France played down hopes on Monday of clinching a deal at a meeting of G20 finance ministers this week that would push forward efforts to deal with global economic imbalances, although it said that remained its goal.

The divide over which indicators should be used to measure imbalances -- a starting point for dictating what needs to be done to make the world economy work better -- is the latest sign of renewed discord in the group of leading powers.

President Nicolas Sarkozy has had to scale down his ambitions to revamp the international monetary system during a year-long stewardship of the G20, instead focusing on targeted reforms like the list of indicators and commodity regulation.

But even those generate strong differences, only two years after the group found consensus on a grand plan to deal with the financial crisis and prevent future repeats. We hope ... to reach agreements (this week) on economic performance indicators which will allow us to measure the way toward the optimal point, Economy Minister Christine Lagarde told a news conference.

Our hope is to reach agreement on indicators as soon as next Saturday. If we do not, it is not a drama.

A summit in Seoul last year mandated France to reach agreement in the first half of 2011 on a list of indicative guidelines for quantifying imbalances -- the most obvious of which include China's huge trade surplus and Germany's dominance of its European peers on exports.


Disagreement has persisted between rich and developing nations over which indicators to select, with G20 officials saying China in particular is resisting pressure from developed nations to include factors like real effective exchange rates and the level of foreign assets.

Lagarde told the Financial Times in an interview published on Monday that a combination of political posture and positioning was making progress difficult only days away from meetings on Friday and Saturday.

She said that while there was a basic understanding that any indicators should measure commercial imbalances, there was a long debate on whether to include the trade balance with its flows of products and whether to include flows of services.

G20 officials say that China would prefer to be assessed on its trade account, which it has pledged to gradually reduce as it boosts domestic demand, rather than on its current account.

The current account would include interest payments on China's nearly $3 trillion in reserves which reflect its accumulated past trade surpluses.

Data on Monday showed China's trade surplus fell to its lowest in nine months in January after imports surged, supporting the government's case ahead of the G20 meeting that it is doing enough to spur domestic demand without speeding up currency appreciation.


European Union members of the G20 want the list to include current account balance, public deficit and debt, private debt, savings ratio, net foreign asset position, reserve adequacy and real effective exchange rates, according to an EU document obtained by Reuters.

Lagarde said that if the meeting this week could seal agreement on the list of indicators, then deciding numeric limits on them would be the next stage.
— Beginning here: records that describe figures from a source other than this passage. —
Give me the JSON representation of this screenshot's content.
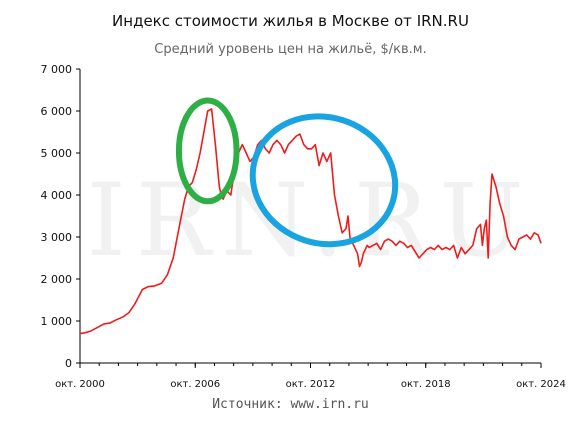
{
  "chart_data": {
    "type": "line",
    "title": "Индекс стоимости жилья в Москве от IRN.RU",
    "subtitle": "Средний уровень цен на жильё, $/кв.м.",
    "source": "Источник: www.irn.ru",
    "watermark": "IRN.RU",
    "xlabel": "",
    "ylabel": "",
    "ylim": [
      0,
      7000
    ],
    "xlim": [
      2000.75,
      2024.75
    ],
    "yticks": [
      "0",
      "1 000",
      "2 000",
      "3 000",
      "4 000",
      "5 000",
      "6 000",
      "7 000"
    ],
    "xticks": [
      {
        "t": 2000.75,
        "label": "окт. 2000"
      },
      {
        "t": 2006.75,
        "label": "окт. 2006"
      },
      {
        "t": 2012.75,
        "label": "окт. 2012"
      },
      {
        "t": 2018.75,
        "label": "окт. 2018"
      },
      {
        "t": 2024.75,
        "label": "окт. 2024"
      }
    ],
    "grid": false,
    "line_color": "#ee1c1c",
    "series": [
      {
        "x": [
          2000.75,
          2001.0,
          2001.3,
          2001.6,
          2002.0,
          2002.3,
          2002.6,
          2003.0,
          2003.3,
          2003.6,
          2004.0,
          2004.3,
          2004.6,
          2005.0,
          2005.3,
          2005.6,
          2005.9,
          2006.2,
          2006.4,
          2006.6,
          2006.8,
          2007.0,
          2007.2,
          2007.4,
          2007.6,
          2007.8,
          2008.0,
          2008.1,
          2008.2,
          2008.4,
          2008.6,
          2008.8,
          2009.0,
          2009.2,
          2009.4,
          2009.6,
          2009.8,
          2010.0,
          2010.2,
          2010.4,
          2010.6,
          2010.8,
          2011.0,
          2011.2,
          2011.4,
          2011.6,
          2011.8,
          2012.0,
          2012.2,
          2012.4,
          2012.6,
          2012.8,
          2013.0,
          2013.2,
          2013.4,
          2013.6,
          2013.8,
          2014.0,
          2014.2,
          2014.4,
          2014.6,
          2014.7,
          2014.8,
          2014.9,
          2015.0,
          2015.1,
          2015.2,
          2015.3,
          2015.4,
          2015.5,
          2015.6,
          2015.7,
          2015.8,
          2016.0,
          2016.2,
          2016.4,
          2016.6,
          2016.8,
          2017.0,
          2017.2,
          2017.4,
          2017.6,
          2017.8,
          2018.0,
          2018.2,
          2018.4,
          2018.6,
          2018.8,
          2019.0,
          2019.2,
          2019.4,
          2019.6,
          2019.8,
          2020.0,
          2020.2,
          2020.4,
          2020.6,
          2020.8,
          2021.0,
          2021.2,
          2021.4,
          2021.6,
          2021.7,
          2021.8,
          2021.9,
          2022.0,
          2022.1,
          2022.2,
          2022.4,
          2022.6,
          2022.8,
          2023.0,
          2023.2,
          2023.4,
          2023.6,
          2023.8,
          2024.0,
          2024.2,
          2024.4,
          2024.6,
          2024.75
        ],
        "values": [
          700,
          720,
          760,
          830,
          930,
          950,
          1020,
          1100,
          1200,
          1400,
          1750,
          1820,
          1830,
          1900,
          2100,
          2500,
          3200,
          3900,
          4200,
          4300,
          4600,
          5000,
          5500,
          6000,
          6050,
          5200,
          4200,
          4000,
          3900,
          4100,
          4000,
          4600,
          5000,
          5200,
          5000,
          4800,
          4900,
          5200,
          5300,
          5100,
          5000,
          5200,
          5300,
          5200,
          5000,
          5200,
          5300,
          5400,
          5450,
          5200,
          5100,
          5100,
          5200,
          4700,
          5000,
          4800,
          5000,
          4000,
          3500,
          3100,
          3200,
          3500,
          3000,
          2900,
          2800,
          2700,
          2600,
          2300,
          2400,
          2600,
          2700,
          2800,
          2750,
          2800,
          2850,
          2700,
          2900,
          2950,
          2900,
          2800,
          2900,
          2850,
          2750,
          2800,
          2650,
          2500,
          2600,
          2700,
          2750,
          2700,
          2800,
          2700,
          2750,
          2700,
          2800,
          2500,
          2750,
          2600,
          2700,
          2800,
          3200,
          3300,
          2800,
          3200,
          3400,
          2500,
          3800,
          4500,
          4200,
          3800,
          3500,
          3000,
          2800,
          2700,
          2950,
          3000,
          3050,
          2950,
          3100,
          3050,
          2850
        ]
      }
    ],
    "annotations": [
      {
        "shape": "ellipse",
        "color": "#2eaf45",
        "label": ""
      },
      {
        "shape": "ellipse",
        "color": "#19a3e0",
        "label": ""
      }
    ]
  }
}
Ministers from the group meet again in Washington in April.

Bank of France Governor Christian Noyer, who will host his fellow G20 central bankers this week, said the debate on imbalances was not intended to be a finger-pointing exercise at countries with large deficits or surpluses.

The exercise consists of looking for the structural weaknesses of each of the 20 countries to see how they can be reduced, he said at the same event as Lagarde, citing the examples of savings and investment.

France has also made seeking agreement on tougher regulation to curb volatility in food and fuel prices a priority.

But here too it faces a deep split between major producers of commodities who oppose draconian market curbs, and the big consumers of commodities who want greater control of prices.

Lagarde tried to assuage what she said were concerns voiced by large emerging economies such as Brazil. We do not want to propose that prices are administered, not at all, she said.

As part of French President Nicolas Sarkozy's aim of reshaping the international financial system, Paris is also pushing for the inclusion of China's yuan currency in the basket of currencies underpinning the IMF's Special Drawing Rights -- part of a shift toward what Sarkozy dubs a multipolar world.

Lagarde stressed, however, that China would have to meet conditions on the convertibility of the yuan and liberalize its current account for its currency to be included in SDR.